Our theology, our history, my heritage
By the Rev. Lindy Broderick
September 27, 2017
I am United Methodist because of our theology, our history and my heritage. I agree with our Wesleyan practices, especially our theology of God's grace. Through The United Methodist Church, I’ve grown in faith knowing that God’s gift of grace is all we need in life. God’s prevenient grace came first before I even knew God and worked in me to allow me to choose God in my life. God’s justifying grace gave me the strength and foundation to grow in Christian love and extend that love in return to God and to others.
As we continue to grow in faith, God’s sanctifying grace continually fortifies us to grow and mature spiritually while we strive toward Christian perfection. I affirm the four guidelines that are pillars of our faith. Our beliefs are based in Scripture, developed through the ages in tradition, strengthened by our experience and, equally important, by reason, which allows us to understand and articulate that faith to others.
I celebrate and affirm our message of “Open Hearts. Open Minds. Open Doors.” I believe we are blessed and enriched by the diversity we have within in our United Methodist denomination. We are diverse in all aspects — as seen in our annual conferences, General Conference and in the global outreach of our missions. I love our unique connectional system that, although sometimes burdensome and bureaucratic, brings us all together and provides us support and fellowship by bringing together laity and clergy to grow in God’s love and extend Christ’s mission and ministry into the world. I love the bonds of tradition and heritage in our “connectionalism,” as first established by John Wesley in the earliest days of Methodism.
I was baptized as an infant in The Methodist Church, yet was blessed with the freedom to explore other Christian beliefs. Growing up as a military dependent, I attended different Christian churches in different communities as well as Base Chapel as we moved around the United States and abroad. I was confirmed in the Roman Catholic Church as a young teenager and still cherish the rituals of the Catholic Mass. I heard my first whispers of a calling to ministry at this early age; however, ministry opportunities for women in the Catholic Church were confined to the convent. At that age, I did not want to make a commitment to a life in the convent. After graduation from college, I yearned for a deeper knowledge of God and spent some time in the Episcopal Church — which provided a bridge from the Catholic faith to my return to my Methodist heritage.

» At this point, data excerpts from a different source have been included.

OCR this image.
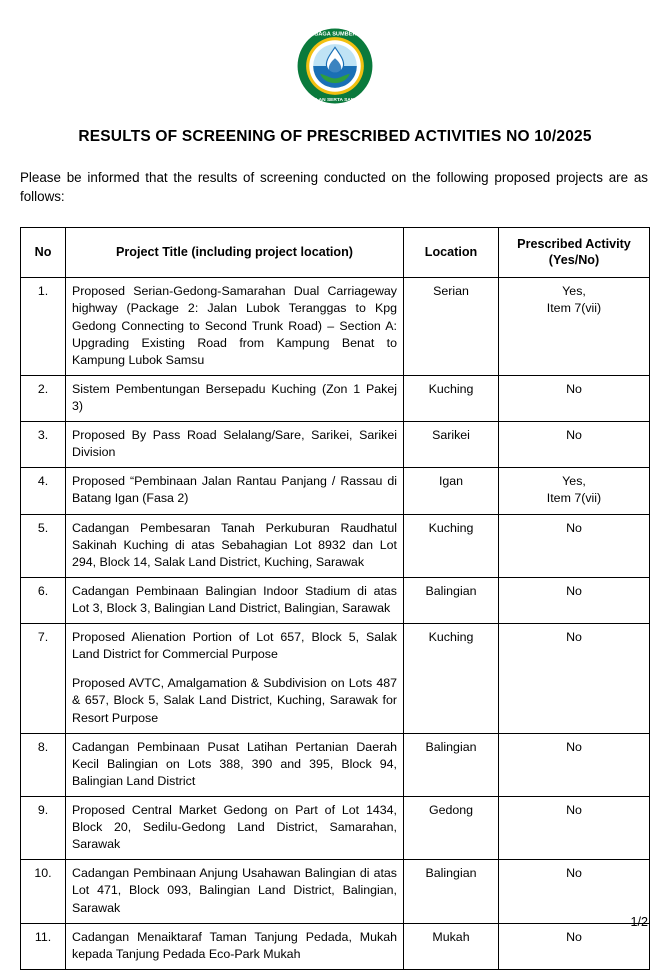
LEMBAGA SUMBER AIR
KAWALAN SERTA SARAWAK
RESULTS OF SCREENING OF PRESCRIBED ACTIVITIES NO 10/2025

Please be informed that the results of screening conducted on the following proposed projects are as follows:

No	Project Title (including project location)	Location	Prescribed Activity (Yes/No)
1.	Proposed Serian-Gedong-Samarahan Dual Carriageway highway (Package 2: Jalan Lubok Teranggas to Kpg Gedong Connecting to Second Trunk Road) – Section A: Upgrading Existing Road from Kampung Benat to Kampung Lubok Samsu	Serian	Yes,
Item 7(vii)

2.	Sistem Pembentungan Bersepadu Kuching (Zon 1 Pakej 3)	Kuching	No

3.	Proposed By Pass Road Selalang/Sare, Sarikei, Sarikei Division	Sarikei	No

4.	Proposed “Pembinaan Jalan Rantau Panjang / Rassau di Batang Igan (Fasa 2)	Igan	Yes,
Item 7(vii)

5.	Cadangan Pembesaran Tanah Perkuburan Raudhatul Sakinah Kuching di atas Sebahagian Lot 8932 dan Lot 294, Block 14, Salak Land District, Kuching, Sarawak	Kuching	No

6.	Cadangan Pembinaan Balingian Indoor Stadium di atas Lot 3, Block 3, Balingian Land District, Balingian, Sarawak	Balingian	No

7.	Proposed Alienation Portion of Lot 657, Block 5, Salak Land District for Commercial Purpose
Proposed AVTC, Amalgamation & Subdivision on Lots 487 & 657, Block 5, Salak Land District, Kuching, Sarawak for Resort Purpose	Kuching	No

8.	Cadangan Pembinaan Pusat Latihan Pertanian Daerah Kecil Balingian on Lots 388, 390 and 395, Block 94, Balingian Land District	Balingian	No

9.	Proposed Central Market Gedong on Part of Lot 1434, Block 20, Sedilu-Gedong Land District, Samarahan, Sarawak	Gedong	No

10.	Cadangan Pembinaan Anjung Usahawan Balingian di atas Lot 471, Block 093, Balingian Land District, Balingian, Sarawak	Balingian	No

11.	Cadangan Menaiktaraf Taman Tanjung Pedada, Mukah kepada Tanjung Pedada Eco-Park Mukah	Mukah	No
1/2
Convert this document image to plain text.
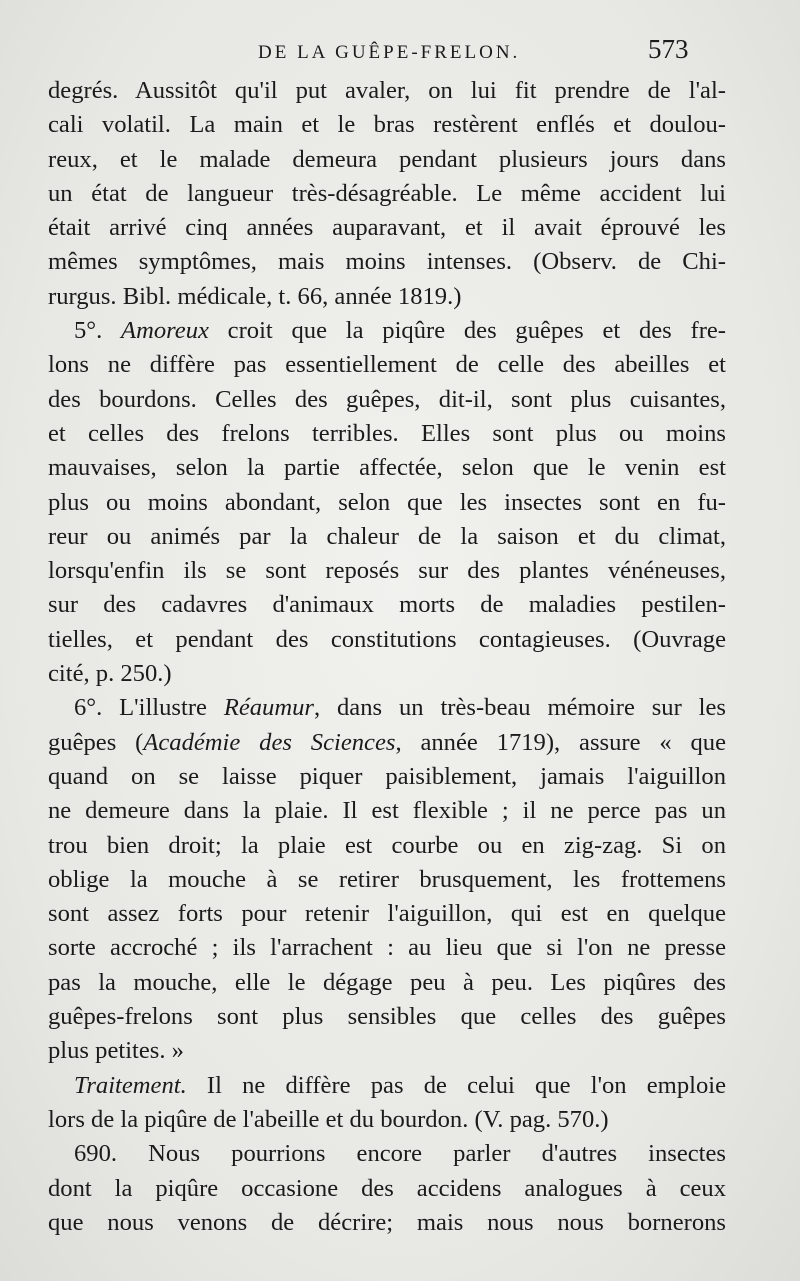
DE LA GUÊPE-FRELON.	573
degrés. Aussitôt qu'il put avaler, on lui fit prendre de l'al-
cali volatil. La main et le bras restèrent enflés et doulou-
reux, et le malade demeura pendant plusieurs jours dans
un état de langueur très-désagréable. Le même accident lui
était arrivé cinq années auparavant, et il avait éprouvé les
mêmes symptômes, mais moins intenses. (Observ. de Chi-
rurgus. Bibl. médicale, t. 66, année 1819.)
5°. Amoreux croit que la piqûre des guêpes et des fre-
lons ne diffère pas essentiellement de celle des abeilles et
des bourdons. Celles des guêpes, dit-il, sont plus cuisantes,
et celles des frelons terribles. Elles sont plus ou moins
mauvaises, selon la partie affectée, selon que le venin est
plus ou moins abondant, selon que les insectes sont en fu-
reur ou animés par la chaleur de la saison et du climat,
lorsqu'enfin ils se sont reposés sur des plantes vénéneuses,
sur des cadavres d'animaux morts de maladies pestilen-
tielles, et pendant des constitutions contagieuses. (Ouvrage
cité, p. 250.)
6°. L'illustre Réaumur, dans un très-beau mémoire sur les
guêpes (Académie des Sciences, année 1719), assure « que
quand on se laisse piquer paisiblement, jamais l'aiguillon
ne demeure dans la plaie. Il est flexible ; il ne perce pas un
trou bien droit; la plaie est courbe ou en zig-zag. Si on
oblige la mouche à se retirer brusquement, les frottemens
sont assez forts pour retenir l'aiguillon, qui est en quelque
sorte accroché ; ils l'arrachent : au lieu que si l'on ne presse
pas la mouche, elle le dégage peu à peu. Les piqûres des
guêpes-frelons sont plus sensibles que celles des guêpes
plus petites. »
Traitement. Il ne diffère pas de celui que l'on emploie
lors de la piqûre de l'abeille et du bourdon. (V. pag. 570.)
690. Nous pourrions encore parler d'autres insectes
dont la piqûre occasione des accidens analogues à ceux
que nous venons de décrire; mais nous nous bornerons
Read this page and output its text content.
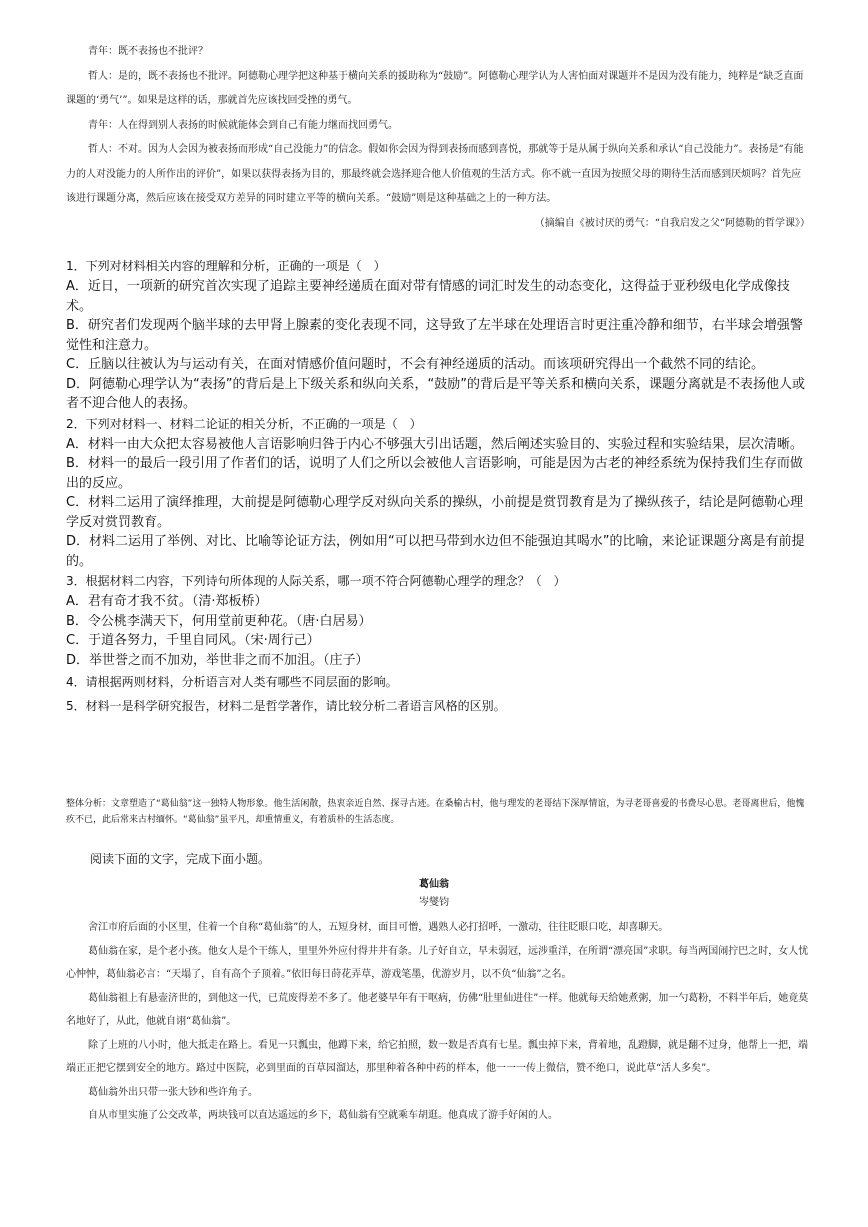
青年：既不表扬也不批评？

哲人：是的，既不表扬也不批评。阿德勒心理学把这种基于横向关系的援助称为“鼓励”。阿德勒心理学认为人害怕面对课题并不是因为没有能力，纯粹是“缺乏直面课题的‘勇气’”。如果是这样的话，那就首先应该找回受挫的勇气。

青年：人在得到别人表扬的时候就能体会到自己有能力继而找回勇气。

哲人：不对。因为人会因为被表扬而形成“自己没能力”的信念。假如你会因为得到表扬而感到喜悦，那就等于是从属于纵向关系和承认“自己没能力”。表扬是“有能力的人对没能力的人所作出的评价”，如果以获得表扬为目的，那最终就会选择迎合他人价值观的生活方式。你不就一直因为按照父母的期待生活而感到厌烦吗？首先应该进行课题分离，然后应该在接受双方差异的同时建立平等的横向关系。“鼓励”则是这种基础之上的一种方法。

（摘编自《被讨厌的勇气：“自我启发之父“阿德勒的哲学课》）

1．下列对材料相关内容的理解和分析，正确的一项是（　）

A．近日，一项新的研究首次实现了追踪主要神经递质在面对带有情感的词汇时发生的动态变化，这得益于亚秒级电化学成像技术。

B．研究者们发现两个脑半球的去甲肾上腺素的变化表现不同，这导致了左半球在处理语言时更注重冷静和细节，右半球会增强警觉性和注意力。

C．丘脑以往被认为与运动有关，在面对情感价值问题时，不会有神经递质的活动。而该项研究得出一个截然不同的结论。

D．阿德勒心理学认为“表扬”的背后是上下级关系和纵向关系，“鼓励”的背后是平等关系和横向关系，课题分离就是不表扬他人或者不迎合他人的表扬。

2．下列对材料一、材料二论证的相关分析，不正确的一项是（　）

A．材料一由大众把太容易被他人言语影响归咎于内心不够强大引出话题，然后阐述实验目的、实验过程和实验结果，层次清晰。

B．材料一的最后一段引用了作者们的话，说明了人们之所以会被他人言语影响，可能是因为古老的神经系统为保持我们生存而做出的反应。

C．材料二运用了演绎推理，大前提是阿德勒心理学反对纵向关系的操纵，小前提是赏罚教育是为了操纵孩子，结论是阿德勒心理学反对赏罚教育。

D．材料二运用了举例、对比、比喻等论证方法，例如用“可以把马带到水边但不能强迫其喝水”的比喻，来论证课题分离是有前提的。

3．根据材料二内容，下列诗句所体现的人际关系，哪一项不符合阿德勒心理学的理念？（　）

A．君有奇才我不贫。（清·郑板桥）

B．令公桃李满天下，何用堂前更种花。（唐·白居易）

C．于道各努力，千里自同风。（宋·周行己）

D．举世誉之而不加劝，举世非之而不加沮。（庄子）

4．请根据两则材料，分析语言对人类有哪些不同层面的影响。

5．材料一是科学研究报告，材料二是哲学著作，请比较分析二者语言风格的区别。

整体分析：文章塑造了“葛仙翁”这一独特人物形象。他生活闲散，热衷亲近自然、探寻古迹。在桑榆古村，他与理发的老哥结下深厚情谊，为寻老哥喜爱的书费尽心思。老哥离世后，他愧疚不已，此后常来古村缅怀。“葛仙翁”虽平凡，却重情重义，有着质朴的生活态度。
阅读下面的文字，完成下面小题。
葛仙翁
岑燮钧

舍江市府后面的小区里，住着一个自称“葛仙翁”的人，五短身材，面目可憎，遇熟人必打招呼，一激动，往往眨眼口吃，却喜聊天。

葛仙翁在家，是个老小孩。他女人是个干练人，里里外外应付得井井有条。儿子好自立，早未弱冠，远涉重洋，在所谓“漂亮国”求职。每当两国闹拧巴之时，女人忧心忡忡，葛仙翁必言：“天塌了，自有高个子顶着。”依旧每日莳花弄草，游戏笔墨，优游岁月，以不负“仙翁”之名。

葛仙翁祖上有悬壶济世的，到他这一代，已荒废得差不多了。他老婆早年有干呕病，仿佛“肚里仙进住”一样。他就每天给她煮粥，加一勺葛粉，不料半年后，她竟莫名地好了，从此，他就自诩“葛仙翁”。

除了上班的八小时，他大抵走在路上。看见一只瓢虫，他蹲下来，给它拍照，数一数是否真有七星。瓢虫掉下来，背着地，乱蹬脚，就是翻不过身，他帮上一把，端端正正把它摆到安全的地方。路过中医院，必到里面的百草园溜达，那里种着各种中药的样本，他一一一传上微信，赞不绝口，说此草“活人多矣”。

葛仙翁外出只带一张大钞和些许角子。

自从市里实施了公交改革，两块钱可以直达遥远的乡下，葛仙翁有空就乘车胡逛。他真成了游手好闲的人。
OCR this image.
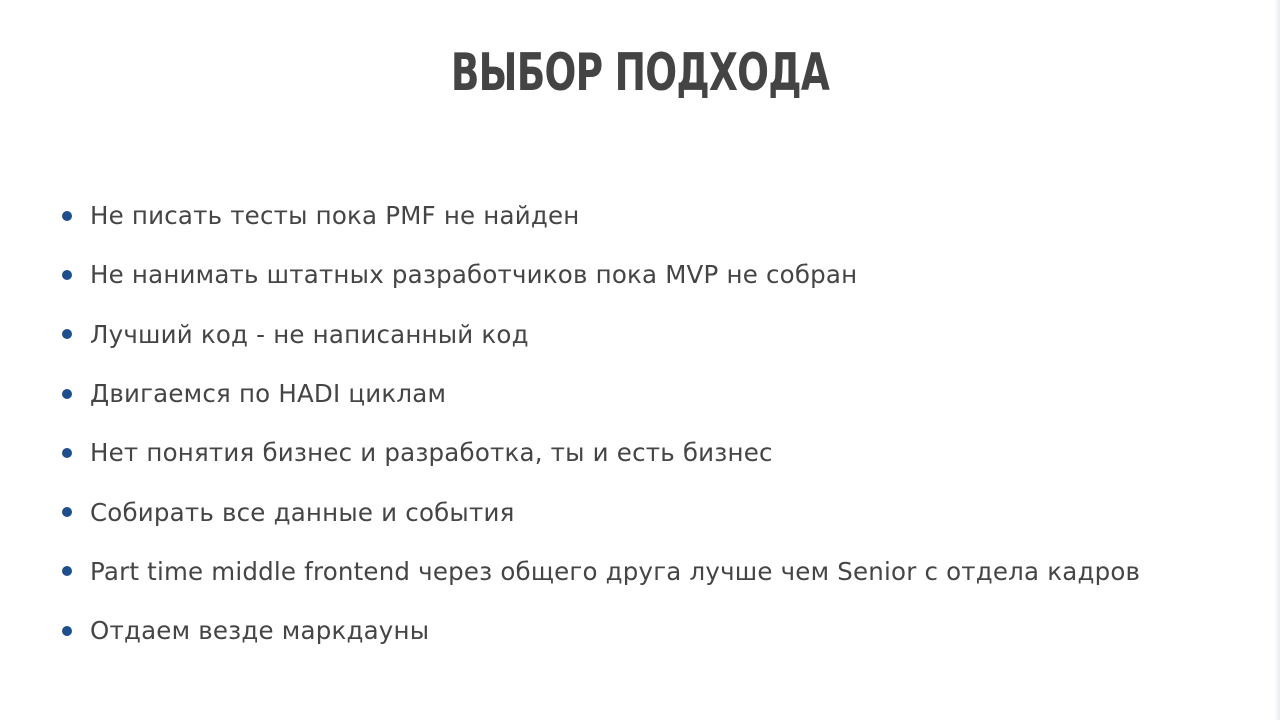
ВЫБОР ПОДХОДА
Не писать тесты пока PMF не найден
Не нанимать штатных разработчиков пока MVP не собран
Лучший код - не написанный код
Двигаемся по HADI циклам
Нет понятия бизнес и разработка, ты и есть бизнес
Собирать все данные и события
Part time middle frontend через общего друга лучше чем Senior с отдела кадров
Отдаем везде маркдауны
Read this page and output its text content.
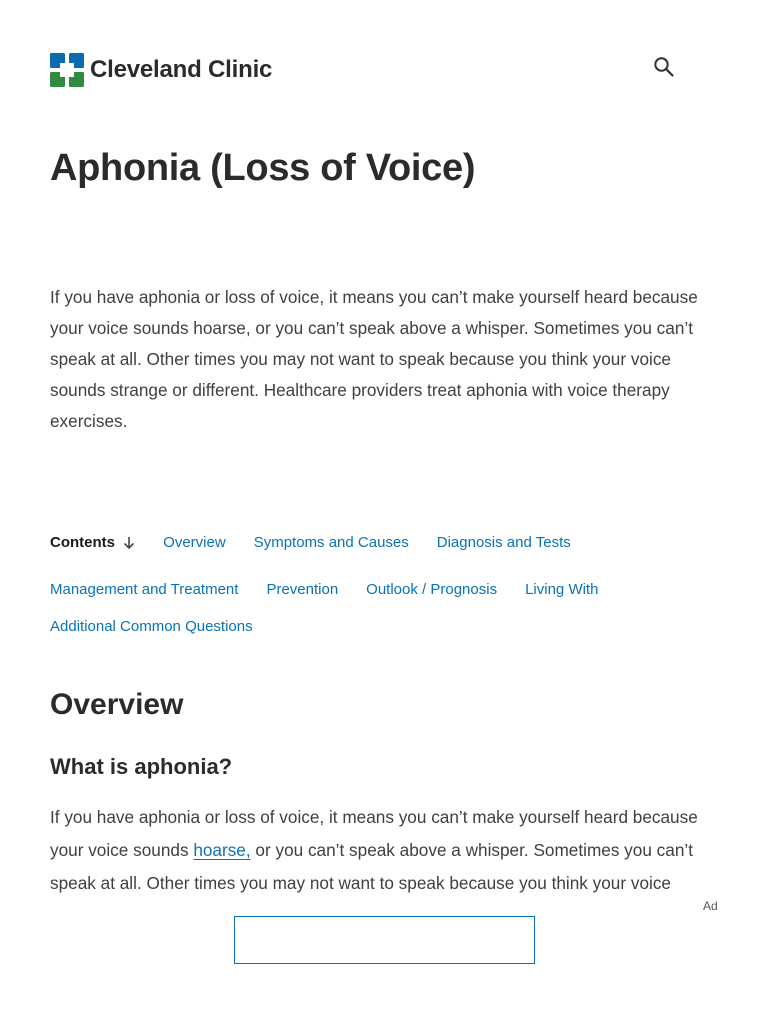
Cleveland Clinic
Aphonia (Loss of Voice)

If you have aphonia or loss of voice, it means you can’t make yourself heard because your voice sounds hoarse, or you can’t speak above a whisper. Sometimes you can’t speak at all. Other times you may not want to speak because you think your voice sounds strange or different. Healthcare providers treat aphonia with voice therapy exercises.

Contents	Overview Symptoms and Causes Diagnosis and Tests
Management and Treatment Prevention Outlook / Prognosis Living With
Additional Common Questions
Overview
What is aphonia?

If you have aphonia or loss of voice, it means you can’t make yourself heard because your voice sounds hoarse, or you can’t speak above a whisper. Sometimes you can’t speak at all. Other times you may not want to speak because you think your voice

Ad
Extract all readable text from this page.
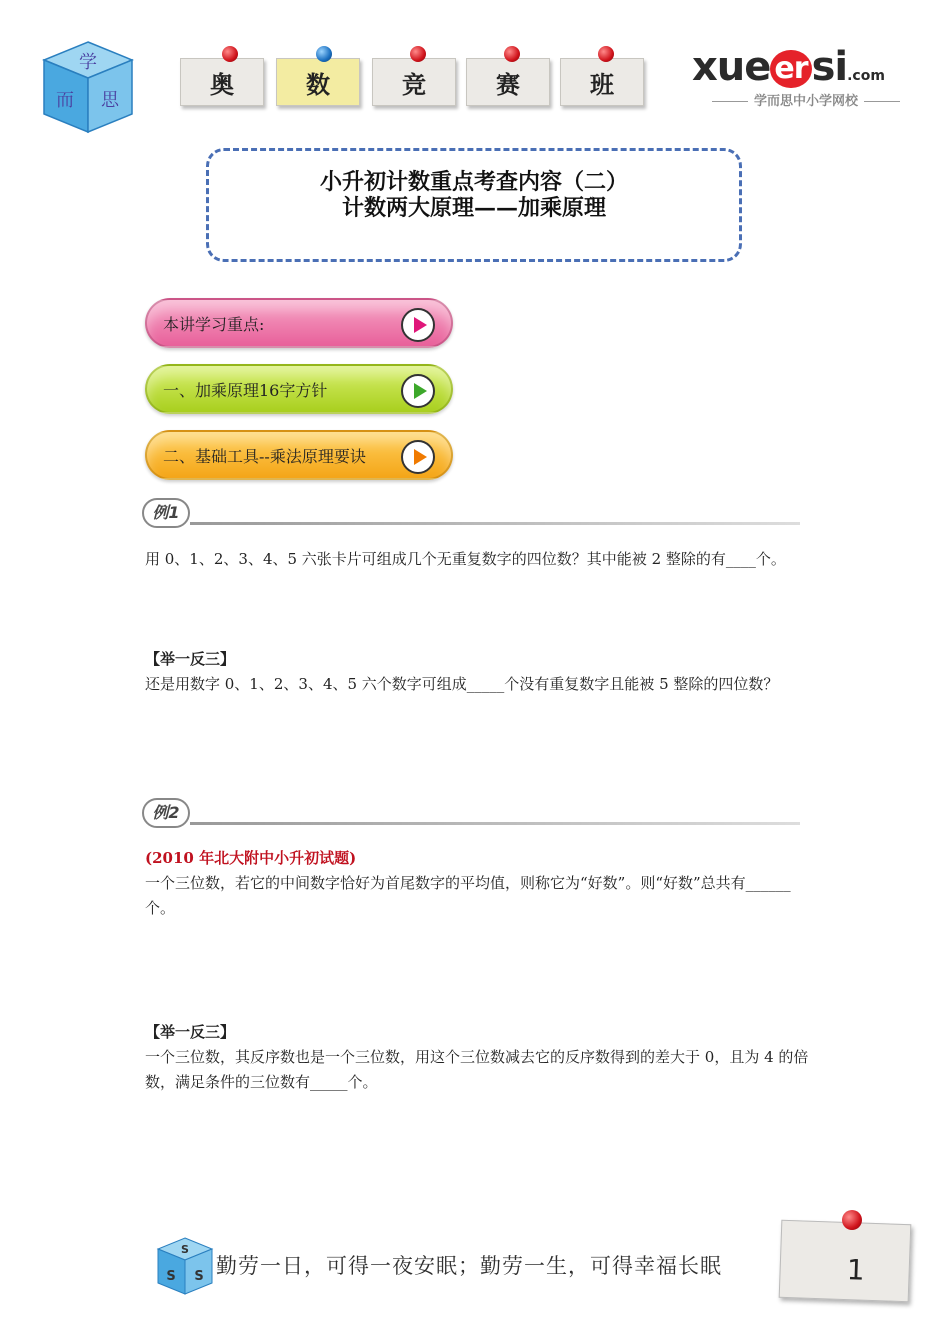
学
而 思
奥	数	竞	赛	班 xue er si.com
学而思中小学网校
小升初计数重点考查内容（二）
计数两大原理——加乘原理
本讲学习重点:
一、加乘原理16字方针
二、基础工具--乘法原理要诀
例1
用 0、1、2、3、4、5 六张卡片可组成几个无重复数字的四位数？其中能被 2 整除的有____个。
【举一反三】
还是用数字 0、1、2、3、4、5 六个数字可组成_____个没有重复数字且能被 5 整除的四位数？
例2
(2010 年北大附中小升初试题)
一个三位数，若它的中间数字恰好为首尾数字的平均值，则称它为“好数”。则“好数”总共有______个。
【举一反三】
一个三位数，其反序数也是一个三位数，用这个三位数减去它的反序数得到的差大于 0，且为 4 的倍数，满足条件的三位数有_____个。
S
S S 勤劳一日，可得一夜安眠；勤劳一生，可得幸福长眠	1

What brought me back to The United Methodist Church was the desire to grow and learn in small groups and Sunday School classes, which is one of the bedrocks in our Methodist tradition. I found that in the DISCIPLE Series Bible Study classes and the Companions in Christ covenant group studies offered in our United Methodist churches. With every class and every opportunity for growth, I matured in my understanding and commitment to Christ — all through God’s grace!
I also felt a yearning for a return to my roots, my heritage. You see, my great-great grandfather, the Rev. John Andrew Miller, was a Methodist minister who spent his life in circuit ministry in Louisiana in the late 1800s. My grandfather was also to have been a Methodist minister and was called “Preacher” all of his life, yet he chose to devote his life to lay ministry through music: writing hymns, playing the piano and singing in the church choir. Our ancestors were one of the original founding families of the Patterson United Methodist Church in Patterson, Louisiana. My grandparents were charter members of Carrollton United Methodist Church in New Orleans. My mother worked in the church offices for First United Methodist Church in Bossier City, Louisiana, and First United Methodist in Natchitoches, Louisiana.
My call to ministry was reawakened in The United Methodist Church through its nurturing and spiritual disciplines, scripture, tradition, experience and reason. By God’s grace, I am now an ordained deacon in the Louisiana Conference. I am currently serving as a “circuit-riding preacher” in rural Northwest Louisiana following in the tradition of my great-great grandfather. I pastor three small, rural churches and preach at each of the three every Sunday. I am humbled and blessed to work with the congregations of Oak Grove United Methodist in Natchitoches, Louisiana; Weaver United Methodist in Flora, Louisiana, and Provencal United Methodist in Provencal, Louisiana. All three are in the Shreveport District. I am proud to serve God and my neighbor as “one of these people called United Methodists.”
The Rev. Lindy Broderick is the chaplain and director of the Christian Leadership Center at Centenary College of Louisiana, and she serves as the part-time pastor of a three-point charge in Natchitoches Parish.